Setelah lulus kademi pada tahun 1925, Lee Hyo-seok masuk Universitas Imperial Gyeongseong dan mulai menjalani hidupnya sebagai sastrawan. Pada tahun 1928, dia berhasil melakukan debutnya sebagai penulis lewat cerpen 'Kota dan Hantu.' Setelah itu, dia melakukan kegiatannya sebagai penulis sastra pro-rakyat jelata atau proletarian, dan dunia karya sastra juga semakin berubah. Akhirnya, dia ikut gambil bagian dalam kelompok sastra murni 'Guinhwoi' pada tahun 1933, sehingga menunjukkan dunia sastra murni.

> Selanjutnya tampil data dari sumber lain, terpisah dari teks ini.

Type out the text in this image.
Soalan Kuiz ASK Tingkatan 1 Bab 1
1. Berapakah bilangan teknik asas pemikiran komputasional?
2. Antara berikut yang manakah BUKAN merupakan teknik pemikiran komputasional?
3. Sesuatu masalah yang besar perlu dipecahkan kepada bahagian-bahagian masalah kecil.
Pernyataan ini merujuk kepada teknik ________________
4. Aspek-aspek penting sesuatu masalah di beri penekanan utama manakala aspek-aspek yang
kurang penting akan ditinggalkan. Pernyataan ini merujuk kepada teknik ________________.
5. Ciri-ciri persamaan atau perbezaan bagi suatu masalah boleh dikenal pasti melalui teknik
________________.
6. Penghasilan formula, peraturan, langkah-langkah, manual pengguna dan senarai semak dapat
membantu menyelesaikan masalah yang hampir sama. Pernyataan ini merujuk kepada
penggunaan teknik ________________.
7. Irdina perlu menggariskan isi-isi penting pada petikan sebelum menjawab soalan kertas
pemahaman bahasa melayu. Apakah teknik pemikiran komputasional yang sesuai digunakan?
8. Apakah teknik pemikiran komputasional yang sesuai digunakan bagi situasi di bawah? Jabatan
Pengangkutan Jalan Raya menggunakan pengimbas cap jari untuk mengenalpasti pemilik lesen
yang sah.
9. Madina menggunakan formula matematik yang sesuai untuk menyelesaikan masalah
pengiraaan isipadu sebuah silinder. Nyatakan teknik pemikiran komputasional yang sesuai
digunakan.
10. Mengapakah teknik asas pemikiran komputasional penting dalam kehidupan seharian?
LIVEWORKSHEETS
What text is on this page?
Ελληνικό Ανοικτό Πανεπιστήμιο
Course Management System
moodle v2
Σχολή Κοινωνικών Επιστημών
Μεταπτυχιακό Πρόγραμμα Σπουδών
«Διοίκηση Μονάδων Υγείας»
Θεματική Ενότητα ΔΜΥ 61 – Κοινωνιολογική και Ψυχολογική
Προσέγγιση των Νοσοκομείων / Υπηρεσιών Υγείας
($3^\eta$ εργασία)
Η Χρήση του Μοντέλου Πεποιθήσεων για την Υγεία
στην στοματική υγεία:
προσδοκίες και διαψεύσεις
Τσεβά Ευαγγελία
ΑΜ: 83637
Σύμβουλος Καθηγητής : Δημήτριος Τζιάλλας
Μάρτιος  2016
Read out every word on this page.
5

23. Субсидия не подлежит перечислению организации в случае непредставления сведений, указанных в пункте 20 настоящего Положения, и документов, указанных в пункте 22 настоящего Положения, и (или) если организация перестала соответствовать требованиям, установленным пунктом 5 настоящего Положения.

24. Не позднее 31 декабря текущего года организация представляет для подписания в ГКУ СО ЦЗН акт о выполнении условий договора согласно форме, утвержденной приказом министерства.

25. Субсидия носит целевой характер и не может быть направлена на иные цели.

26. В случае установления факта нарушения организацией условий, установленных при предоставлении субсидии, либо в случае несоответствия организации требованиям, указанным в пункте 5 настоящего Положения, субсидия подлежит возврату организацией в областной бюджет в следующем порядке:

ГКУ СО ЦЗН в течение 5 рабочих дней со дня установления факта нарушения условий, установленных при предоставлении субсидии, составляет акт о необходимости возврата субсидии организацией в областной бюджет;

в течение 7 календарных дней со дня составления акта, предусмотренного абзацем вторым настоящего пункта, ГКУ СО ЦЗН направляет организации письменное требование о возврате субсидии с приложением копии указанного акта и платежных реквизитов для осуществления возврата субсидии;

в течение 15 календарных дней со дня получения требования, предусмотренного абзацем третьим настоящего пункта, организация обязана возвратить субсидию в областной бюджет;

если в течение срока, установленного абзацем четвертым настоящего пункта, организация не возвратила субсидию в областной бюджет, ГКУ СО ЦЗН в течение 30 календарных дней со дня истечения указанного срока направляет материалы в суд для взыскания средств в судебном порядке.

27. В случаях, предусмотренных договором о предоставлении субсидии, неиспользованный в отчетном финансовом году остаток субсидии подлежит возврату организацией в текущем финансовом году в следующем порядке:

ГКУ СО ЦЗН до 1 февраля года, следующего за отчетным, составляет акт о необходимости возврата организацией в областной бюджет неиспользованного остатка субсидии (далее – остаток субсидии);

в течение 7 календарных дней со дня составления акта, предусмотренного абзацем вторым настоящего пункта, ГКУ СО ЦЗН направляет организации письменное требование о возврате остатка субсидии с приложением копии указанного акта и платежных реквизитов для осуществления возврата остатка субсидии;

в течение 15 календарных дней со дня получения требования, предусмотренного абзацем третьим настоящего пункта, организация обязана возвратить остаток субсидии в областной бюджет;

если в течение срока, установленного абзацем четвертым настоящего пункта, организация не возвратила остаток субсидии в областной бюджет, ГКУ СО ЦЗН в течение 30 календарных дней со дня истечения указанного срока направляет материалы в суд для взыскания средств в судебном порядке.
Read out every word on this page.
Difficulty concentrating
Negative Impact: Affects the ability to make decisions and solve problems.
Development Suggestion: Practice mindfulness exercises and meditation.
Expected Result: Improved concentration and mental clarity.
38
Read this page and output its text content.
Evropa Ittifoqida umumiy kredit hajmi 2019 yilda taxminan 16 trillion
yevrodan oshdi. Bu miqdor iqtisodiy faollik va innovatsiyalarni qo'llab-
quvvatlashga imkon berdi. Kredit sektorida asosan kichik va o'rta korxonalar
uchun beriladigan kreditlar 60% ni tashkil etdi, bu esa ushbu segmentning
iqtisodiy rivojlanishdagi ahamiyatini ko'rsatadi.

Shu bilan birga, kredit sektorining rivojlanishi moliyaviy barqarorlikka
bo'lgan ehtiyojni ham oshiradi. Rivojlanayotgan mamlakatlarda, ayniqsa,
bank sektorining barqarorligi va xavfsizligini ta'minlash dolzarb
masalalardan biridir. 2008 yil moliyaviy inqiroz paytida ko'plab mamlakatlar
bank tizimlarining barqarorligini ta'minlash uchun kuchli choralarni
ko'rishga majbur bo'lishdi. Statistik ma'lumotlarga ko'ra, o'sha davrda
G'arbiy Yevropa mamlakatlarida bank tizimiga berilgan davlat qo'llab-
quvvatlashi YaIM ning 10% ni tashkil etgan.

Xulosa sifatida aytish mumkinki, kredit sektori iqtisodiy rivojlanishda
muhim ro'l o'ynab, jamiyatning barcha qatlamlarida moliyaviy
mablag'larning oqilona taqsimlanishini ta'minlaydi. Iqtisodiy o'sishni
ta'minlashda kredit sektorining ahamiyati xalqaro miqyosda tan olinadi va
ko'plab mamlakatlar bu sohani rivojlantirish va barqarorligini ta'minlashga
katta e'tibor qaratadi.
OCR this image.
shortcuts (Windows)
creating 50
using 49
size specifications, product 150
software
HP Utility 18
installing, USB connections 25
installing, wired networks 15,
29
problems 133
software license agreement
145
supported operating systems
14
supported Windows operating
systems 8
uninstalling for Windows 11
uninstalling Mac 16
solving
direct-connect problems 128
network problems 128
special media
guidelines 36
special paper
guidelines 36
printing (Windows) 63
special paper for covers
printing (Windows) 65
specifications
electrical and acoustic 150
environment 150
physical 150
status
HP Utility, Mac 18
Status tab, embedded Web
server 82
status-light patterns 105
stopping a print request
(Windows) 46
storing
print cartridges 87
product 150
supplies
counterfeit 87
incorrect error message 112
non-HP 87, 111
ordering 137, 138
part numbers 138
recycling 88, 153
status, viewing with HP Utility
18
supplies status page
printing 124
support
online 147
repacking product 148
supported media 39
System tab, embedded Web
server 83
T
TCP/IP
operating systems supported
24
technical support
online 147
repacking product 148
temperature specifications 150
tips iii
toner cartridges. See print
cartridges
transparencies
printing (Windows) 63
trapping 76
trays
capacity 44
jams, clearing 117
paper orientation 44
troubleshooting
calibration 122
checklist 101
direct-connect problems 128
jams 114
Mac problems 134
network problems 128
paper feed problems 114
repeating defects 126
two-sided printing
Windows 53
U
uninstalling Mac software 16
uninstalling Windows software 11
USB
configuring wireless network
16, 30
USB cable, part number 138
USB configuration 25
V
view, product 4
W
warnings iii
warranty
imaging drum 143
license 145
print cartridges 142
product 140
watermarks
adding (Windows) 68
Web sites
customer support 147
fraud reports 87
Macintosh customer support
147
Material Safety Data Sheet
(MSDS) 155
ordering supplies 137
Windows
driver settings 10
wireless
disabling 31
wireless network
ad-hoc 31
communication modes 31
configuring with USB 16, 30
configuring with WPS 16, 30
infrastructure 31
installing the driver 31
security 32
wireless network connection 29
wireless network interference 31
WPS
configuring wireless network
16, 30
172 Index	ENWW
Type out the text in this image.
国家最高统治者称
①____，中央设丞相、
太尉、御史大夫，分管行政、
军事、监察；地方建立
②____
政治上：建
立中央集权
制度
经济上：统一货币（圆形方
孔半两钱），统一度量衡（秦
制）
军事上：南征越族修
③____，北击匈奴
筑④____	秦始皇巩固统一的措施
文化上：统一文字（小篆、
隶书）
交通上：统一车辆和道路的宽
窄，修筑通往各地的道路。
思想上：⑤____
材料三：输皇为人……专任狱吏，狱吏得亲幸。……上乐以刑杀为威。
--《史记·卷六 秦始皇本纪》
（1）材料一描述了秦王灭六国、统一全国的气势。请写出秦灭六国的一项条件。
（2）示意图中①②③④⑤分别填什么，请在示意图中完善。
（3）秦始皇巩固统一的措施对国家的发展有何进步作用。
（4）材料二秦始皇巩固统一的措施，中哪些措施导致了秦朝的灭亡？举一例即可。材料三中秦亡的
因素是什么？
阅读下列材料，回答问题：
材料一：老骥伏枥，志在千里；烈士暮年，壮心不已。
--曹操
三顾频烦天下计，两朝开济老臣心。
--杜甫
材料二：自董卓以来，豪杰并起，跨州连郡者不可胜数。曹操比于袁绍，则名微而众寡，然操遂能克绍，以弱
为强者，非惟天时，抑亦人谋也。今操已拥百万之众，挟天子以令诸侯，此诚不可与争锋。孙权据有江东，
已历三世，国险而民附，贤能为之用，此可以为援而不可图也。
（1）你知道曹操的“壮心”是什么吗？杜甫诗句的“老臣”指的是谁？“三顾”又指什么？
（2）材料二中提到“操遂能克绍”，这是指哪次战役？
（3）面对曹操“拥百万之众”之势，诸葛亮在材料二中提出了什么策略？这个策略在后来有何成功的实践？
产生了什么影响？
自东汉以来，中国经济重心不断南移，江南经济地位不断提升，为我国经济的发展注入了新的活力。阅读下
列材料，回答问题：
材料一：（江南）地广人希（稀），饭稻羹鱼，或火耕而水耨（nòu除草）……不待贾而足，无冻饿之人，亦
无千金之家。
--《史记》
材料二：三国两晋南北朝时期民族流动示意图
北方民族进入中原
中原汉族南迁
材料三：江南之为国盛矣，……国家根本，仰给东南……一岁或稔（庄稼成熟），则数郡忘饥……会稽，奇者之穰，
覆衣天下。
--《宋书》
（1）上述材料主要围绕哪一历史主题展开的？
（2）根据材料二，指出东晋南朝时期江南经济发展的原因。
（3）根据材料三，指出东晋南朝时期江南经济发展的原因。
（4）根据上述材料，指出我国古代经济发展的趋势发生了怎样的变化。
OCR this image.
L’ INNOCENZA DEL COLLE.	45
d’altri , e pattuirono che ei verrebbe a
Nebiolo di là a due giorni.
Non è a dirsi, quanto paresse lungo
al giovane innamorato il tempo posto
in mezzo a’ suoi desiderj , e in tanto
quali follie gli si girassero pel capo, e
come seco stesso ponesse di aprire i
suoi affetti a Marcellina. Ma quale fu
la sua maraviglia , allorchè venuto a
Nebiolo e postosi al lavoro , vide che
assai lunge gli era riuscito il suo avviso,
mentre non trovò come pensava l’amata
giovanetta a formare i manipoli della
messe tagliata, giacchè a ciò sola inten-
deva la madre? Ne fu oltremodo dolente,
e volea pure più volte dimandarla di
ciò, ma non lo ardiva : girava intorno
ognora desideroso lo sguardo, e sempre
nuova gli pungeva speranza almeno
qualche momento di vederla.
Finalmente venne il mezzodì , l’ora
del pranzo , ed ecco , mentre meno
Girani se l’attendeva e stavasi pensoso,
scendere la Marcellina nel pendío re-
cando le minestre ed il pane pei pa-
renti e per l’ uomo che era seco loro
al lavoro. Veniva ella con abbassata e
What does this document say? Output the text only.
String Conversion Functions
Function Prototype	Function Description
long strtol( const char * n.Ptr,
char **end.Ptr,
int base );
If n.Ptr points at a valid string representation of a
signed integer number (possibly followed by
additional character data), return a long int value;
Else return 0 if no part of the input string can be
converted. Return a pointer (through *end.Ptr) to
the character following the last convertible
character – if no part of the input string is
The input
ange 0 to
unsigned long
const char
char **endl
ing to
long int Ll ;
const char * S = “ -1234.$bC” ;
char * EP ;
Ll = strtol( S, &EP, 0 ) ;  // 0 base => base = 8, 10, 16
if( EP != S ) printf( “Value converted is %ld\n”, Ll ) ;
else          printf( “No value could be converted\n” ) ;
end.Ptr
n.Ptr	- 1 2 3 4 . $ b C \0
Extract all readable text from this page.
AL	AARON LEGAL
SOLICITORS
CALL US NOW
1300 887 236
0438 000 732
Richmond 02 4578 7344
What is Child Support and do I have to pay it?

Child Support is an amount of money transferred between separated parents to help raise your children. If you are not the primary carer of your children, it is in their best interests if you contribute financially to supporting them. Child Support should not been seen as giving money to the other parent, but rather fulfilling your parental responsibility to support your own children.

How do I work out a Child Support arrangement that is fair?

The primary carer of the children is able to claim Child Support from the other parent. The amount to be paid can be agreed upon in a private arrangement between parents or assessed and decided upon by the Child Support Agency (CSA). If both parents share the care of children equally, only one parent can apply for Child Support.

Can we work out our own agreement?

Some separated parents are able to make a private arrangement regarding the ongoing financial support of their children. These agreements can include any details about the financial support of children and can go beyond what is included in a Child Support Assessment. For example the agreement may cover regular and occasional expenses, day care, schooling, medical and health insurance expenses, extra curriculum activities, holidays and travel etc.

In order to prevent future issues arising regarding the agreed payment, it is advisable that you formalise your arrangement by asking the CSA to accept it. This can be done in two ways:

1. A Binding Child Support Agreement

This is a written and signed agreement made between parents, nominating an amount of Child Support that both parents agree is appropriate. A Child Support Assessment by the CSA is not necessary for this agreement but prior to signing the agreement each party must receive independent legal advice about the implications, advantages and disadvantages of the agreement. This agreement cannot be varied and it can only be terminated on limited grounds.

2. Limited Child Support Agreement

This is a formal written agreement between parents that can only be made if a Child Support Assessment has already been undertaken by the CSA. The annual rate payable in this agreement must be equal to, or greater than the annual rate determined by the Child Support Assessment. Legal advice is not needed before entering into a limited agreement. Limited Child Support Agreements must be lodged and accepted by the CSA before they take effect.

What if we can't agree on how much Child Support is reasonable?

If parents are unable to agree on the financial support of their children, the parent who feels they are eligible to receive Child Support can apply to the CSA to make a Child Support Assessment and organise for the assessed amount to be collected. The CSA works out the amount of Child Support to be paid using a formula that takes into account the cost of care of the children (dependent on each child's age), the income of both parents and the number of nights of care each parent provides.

Dari Kritik Kenyataan Ke Pemujian Alam
Lee Hyo-seok mengibarkan namanya sebagai penulis yang mengekspresikan nuansa indah di kampung halaman lewat berbagai tulisan. Pada tahun 1936, dia diangkat sebagai profesor di perguruan tinggi Sungsil. Menjelang waktu itu, dia menampilkan novel 'Saat Kembang Buckwheat Bermekaran', sehingga dijuluki sebagai novelis yang paling cemerlang di bidang sastra murni.
Lee Hyo-seok membuat kalimat yang terasa seperti syair dan menciptakan suasana khusus, sehingga hal tersebut cukup mengharukan para pembaca. Bagi Lee Hyo-seok yang tumbuh di dalam alam, memiliki jiwa murni terasa sangat wajar, serta hal tersebut merupakan refleksi terhadap rasa kehilangan kampung halaman bagi penulis dibawah masa penjajahan.
Bintang Sastra Yang Jatuh Dalam 36 Usia
Lee Hyo-seok aktif melakukan kegiatan sastra lewat majalah sastra atau harian, namun mengalami penyakit setelah kehilangan isteri dan putra keduanya pada tahun 1940. Akhirnya, dia meninggal dunia pada tanggal 25 Mei 1942 dalam usia 36 tahun.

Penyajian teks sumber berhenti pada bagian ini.